The new Regulations encourages foreign banks to establish or
convert their branches into locally incorporated subsidiaries,
while allowing the Chinese branches of foreign banks to receive the
time deposits from the Chinese citizens of no less than RMB1
million per transaction. Such a policy is based on the following
considerations:
First, in order to protect the interests of domestic depositors,
it is prescribed in the laws and regulations of many countries
that, in terms of the order of debt repayment, domestic depositors
enjoy priority over the overseas depositors. Once the parent bank
of a foreign bank branch encountered liquidity risk or payment
crisis, the depositors of the branch in the host country would not
be guaranteed to have priority in repayment. Moreover, in an
increasingly globalized banking environment, the risks a
multi-national bank incurs in one region or in a business field can
easily spill over to its globe-wide branches, and the supervisory
agencies in the host countries can hardly help in isolating the
local branches from these risks. However, as a locally incorporated
subsidiary of a foreign bank is subject to the supervisory
requirements on capital adequacy, loan loss provisions, large
exposures, cross-border capital flow and deposit repayment
capacity, etc, the local supervisory agency can play an effective
role in isolating the subsidiary from the risks of its parent bank.

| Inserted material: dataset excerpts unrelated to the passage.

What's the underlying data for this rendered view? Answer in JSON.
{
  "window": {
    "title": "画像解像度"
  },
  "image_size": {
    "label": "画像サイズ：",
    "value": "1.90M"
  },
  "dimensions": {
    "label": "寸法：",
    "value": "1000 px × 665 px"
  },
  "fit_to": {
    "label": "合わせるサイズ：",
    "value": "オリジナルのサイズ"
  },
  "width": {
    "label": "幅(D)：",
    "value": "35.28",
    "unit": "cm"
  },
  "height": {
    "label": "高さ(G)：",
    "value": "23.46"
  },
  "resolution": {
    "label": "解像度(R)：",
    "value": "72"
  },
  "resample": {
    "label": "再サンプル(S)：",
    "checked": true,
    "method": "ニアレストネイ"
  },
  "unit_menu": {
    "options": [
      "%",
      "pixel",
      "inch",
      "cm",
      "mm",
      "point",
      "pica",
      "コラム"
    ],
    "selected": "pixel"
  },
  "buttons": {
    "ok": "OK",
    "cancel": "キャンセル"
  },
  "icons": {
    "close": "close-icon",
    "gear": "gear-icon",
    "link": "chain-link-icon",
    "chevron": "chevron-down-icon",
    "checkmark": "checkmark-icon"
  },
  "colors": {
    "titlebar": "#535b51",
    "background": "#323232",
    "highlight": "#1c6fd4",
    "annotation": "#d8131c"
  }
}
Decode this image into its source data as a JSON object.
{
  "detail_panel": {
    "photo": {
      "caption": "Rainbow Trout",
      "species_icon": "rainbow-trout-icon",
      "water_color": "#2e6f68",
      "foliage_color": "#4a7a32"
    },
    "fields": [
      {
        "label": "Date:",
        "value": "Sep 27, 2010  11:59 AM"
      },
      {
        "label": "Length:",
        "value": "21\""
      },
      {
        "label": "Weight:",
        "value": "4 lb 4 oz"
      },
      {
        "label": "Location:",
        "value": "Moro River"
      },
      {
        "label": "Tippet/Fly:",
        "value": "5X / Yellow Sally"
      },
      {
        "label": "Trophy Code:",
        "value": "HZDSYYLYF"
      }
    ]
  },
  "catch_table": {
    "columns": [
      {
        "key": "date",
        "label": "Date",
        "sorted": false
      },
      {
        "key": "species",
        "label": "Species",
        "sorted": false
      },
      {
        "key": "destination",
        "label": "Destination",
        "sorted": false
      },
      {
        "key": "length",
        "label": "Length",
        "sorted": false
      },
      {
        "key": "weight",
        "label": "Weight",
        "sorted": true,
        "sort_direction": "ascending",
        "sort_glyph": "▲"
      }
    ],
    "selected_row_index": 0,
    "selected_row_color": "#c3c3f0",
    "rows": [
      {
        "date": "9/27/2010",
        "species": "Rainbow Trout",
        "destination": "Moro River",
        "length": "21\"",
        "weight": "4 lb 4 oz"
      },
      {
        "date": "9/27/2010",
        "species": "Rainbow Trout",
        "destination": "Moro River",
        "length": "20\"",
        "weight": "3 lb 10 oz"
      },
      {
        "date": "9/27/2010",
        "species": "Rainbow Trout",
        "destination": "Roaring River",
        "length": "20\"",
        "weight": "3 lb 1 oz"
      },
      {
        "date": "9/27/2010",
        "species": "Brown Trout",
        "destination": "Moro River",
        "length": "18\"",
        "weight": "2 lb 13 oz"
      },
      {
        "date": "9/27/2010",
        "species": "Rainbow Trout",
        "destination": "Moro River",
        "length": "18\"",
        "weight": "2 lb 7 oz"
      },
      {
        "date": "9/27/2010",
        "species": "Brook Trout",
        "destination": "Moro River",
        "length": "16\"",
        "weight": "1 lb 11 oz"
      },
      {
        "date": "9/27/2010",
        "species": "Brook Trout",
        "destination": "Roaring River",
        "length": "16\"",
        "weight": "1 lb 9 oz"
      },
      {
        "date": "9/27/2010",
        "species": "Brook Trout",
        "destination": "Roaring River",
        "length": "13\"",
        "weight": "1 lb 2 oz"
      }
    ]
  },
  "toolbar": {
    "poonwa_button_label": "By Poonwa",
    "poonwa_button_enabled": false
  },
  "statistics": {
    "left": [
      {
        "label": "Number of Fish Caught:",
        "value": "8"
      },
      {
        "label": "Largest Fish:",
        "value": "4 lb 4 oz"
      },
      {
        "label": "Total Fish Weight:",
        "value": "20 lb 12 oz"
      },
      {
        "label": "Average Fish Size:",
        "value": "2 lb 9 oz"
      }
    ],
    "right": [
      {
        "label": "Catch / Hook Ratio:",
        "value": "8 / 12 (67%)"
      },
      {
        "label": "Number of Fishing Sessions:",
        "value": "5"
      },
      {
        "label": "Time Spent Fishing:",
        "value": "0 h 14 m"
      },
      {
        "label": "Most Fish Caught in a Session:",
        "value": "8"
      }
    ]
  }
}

And by so doing, the supervisory agency will be able to maintain
the stability of the domestic financial system and safeguard
depositors' interests in the best way.
Secondly, the deposit insurance schemes of many countries only
cover the locally incorporated foreign banks, and do not cover the
foreign bank branches. Therefore, in order to protect the interests
of domestic depositors, the supervisory agencies of many countries
impose different degrees of restrictions on foreign bank branches'
ability to receive deposits from local citizens.
The policy to encourage the local incorporation of foreign banks
embodies the prudential principles and is in fact an
internationally prevailing practice. First, in line with the
General Agreement on Trade in Services promulgated by WTO, its
member countries are allowed to protect depositors' interests and
maintain the soundness and stability of domestic financial system
by introducing prudential measures. According to the Basel
Committee on Banking Supervision, the banking regulators of all
countries are entitled to stipulate and utilize prudential
regulations to control risks, so as to refrain banks from reckless
risk-taking. Meanwhile, it is a consensus among the supervisory
agencies that the supervisory measures are considered prudential as
long as they are intended to protect the depositors’ interests,
mitigate banking risks, and ensure the safe and sound operations of
the banking system. It is a common practice for the supervisory
agencies of different countries to adopt various prudential
requirements in their capacity for risk controlling purposes.

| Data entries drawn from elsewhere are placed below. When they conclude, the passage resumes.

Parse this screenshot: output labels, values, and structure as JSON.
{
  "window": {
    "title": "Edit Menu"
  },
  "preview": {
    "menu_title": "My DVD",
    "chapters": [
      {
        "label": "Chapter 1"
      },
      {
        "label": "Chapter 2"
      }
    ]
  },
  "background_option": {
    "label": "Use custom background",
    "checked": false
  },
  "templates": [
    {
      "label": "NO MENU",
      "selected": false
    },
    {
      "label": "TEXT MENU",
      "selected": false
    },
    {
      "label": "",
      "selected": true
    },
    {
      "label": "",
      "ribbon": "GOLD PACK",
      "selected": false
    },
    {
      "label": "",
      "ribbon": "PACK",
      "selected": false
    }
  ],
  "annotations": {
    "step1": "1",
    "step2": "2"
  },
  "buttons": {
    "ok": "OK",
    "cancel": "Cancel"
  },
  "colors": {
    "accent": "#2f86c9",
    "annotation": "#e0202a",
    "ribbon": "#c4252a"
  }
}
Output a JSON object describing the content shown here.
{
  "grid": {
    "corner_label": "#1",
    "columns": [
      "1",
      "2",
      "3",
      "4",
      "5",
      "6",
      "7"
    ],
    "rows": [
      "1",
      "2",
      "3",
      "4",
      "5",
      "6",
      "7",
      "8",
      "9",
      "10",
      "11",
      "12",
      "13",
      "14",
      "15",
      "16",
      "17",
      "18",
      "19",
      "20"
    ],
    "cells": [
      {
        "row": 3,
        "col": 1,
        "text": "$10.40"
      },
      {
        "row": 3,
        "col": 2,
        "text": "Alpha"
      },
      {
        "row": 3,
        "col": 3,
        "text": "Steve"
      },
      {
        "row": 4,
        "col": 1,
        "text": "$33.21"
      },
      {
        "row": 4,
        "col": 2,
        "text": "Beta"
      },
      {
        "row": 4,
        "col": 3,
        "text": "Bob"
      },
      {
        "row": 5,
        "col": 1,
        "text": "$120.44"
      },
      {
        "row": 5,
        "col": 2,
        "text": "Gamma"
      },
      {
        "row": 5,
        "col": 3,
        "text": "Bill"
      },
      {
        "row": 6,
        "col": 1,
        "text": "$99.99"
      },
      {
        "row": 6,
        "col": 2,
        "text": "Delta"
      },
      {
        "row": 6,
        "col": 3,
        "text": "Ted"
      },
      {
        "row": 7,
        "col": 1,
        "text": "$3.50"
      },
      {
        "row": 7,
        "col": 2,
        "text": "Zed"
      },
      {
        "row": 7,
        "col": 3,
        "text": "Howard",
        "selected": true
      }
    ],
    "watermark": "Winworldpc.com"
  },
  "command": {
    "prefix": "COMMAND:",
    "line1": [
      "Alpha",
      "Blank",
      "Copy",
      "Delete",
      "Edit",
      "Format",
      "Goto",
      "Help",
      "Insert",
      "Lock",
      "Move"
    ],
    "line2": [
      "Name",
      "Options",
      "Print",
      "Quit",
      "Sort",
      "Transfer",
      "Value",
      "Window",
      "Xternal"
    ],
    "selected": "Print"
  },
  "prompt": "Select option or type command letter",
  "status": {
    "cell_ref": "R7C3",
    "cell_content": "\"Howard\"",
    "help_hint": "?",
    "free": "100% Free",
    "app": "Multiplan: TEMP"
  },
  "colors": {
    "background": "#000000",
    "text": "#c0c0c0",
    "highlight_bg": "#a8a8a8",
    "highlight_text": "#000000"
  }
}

Second, opening the business of deposit-taking from local citizens
to foreign competition is recognized to have a significant bearing
on the well-being of the domestic economy. Given such recognition,
all the supervisory agencies are usually very cautious in
addressing this issue. The commonly adopted practice is to allow
locally incorporated foreign banks to conduct a full range of
business, and allow the foreign bank branches the market access
only to the corporate business. Also, more often than not, the
supervisory agencies would classify the different client base for
different types of foreign bank establishments through setting up a
minimum volume for each deposit received from local citizens. In
fact, the restrictions of various degrees on allowing foreign bank
branches to receive deposits from the local citizens are adopted in
many countries and regions, such as the US, European Union, Canada,
Australia, New Zealand, Mexico, Malaysia, and Singapore.
To conclude, the new Regulations signify the Chinese
government's resolution to carry on economic opening-up and to
honor China's WTO commitments. We believe that, the steady
development of China's economy and financial market, together with
the continuous improvement of China's financial regulation and
supervision, will surely create a more enabling environment for the
prosperous development of foreign banks in China.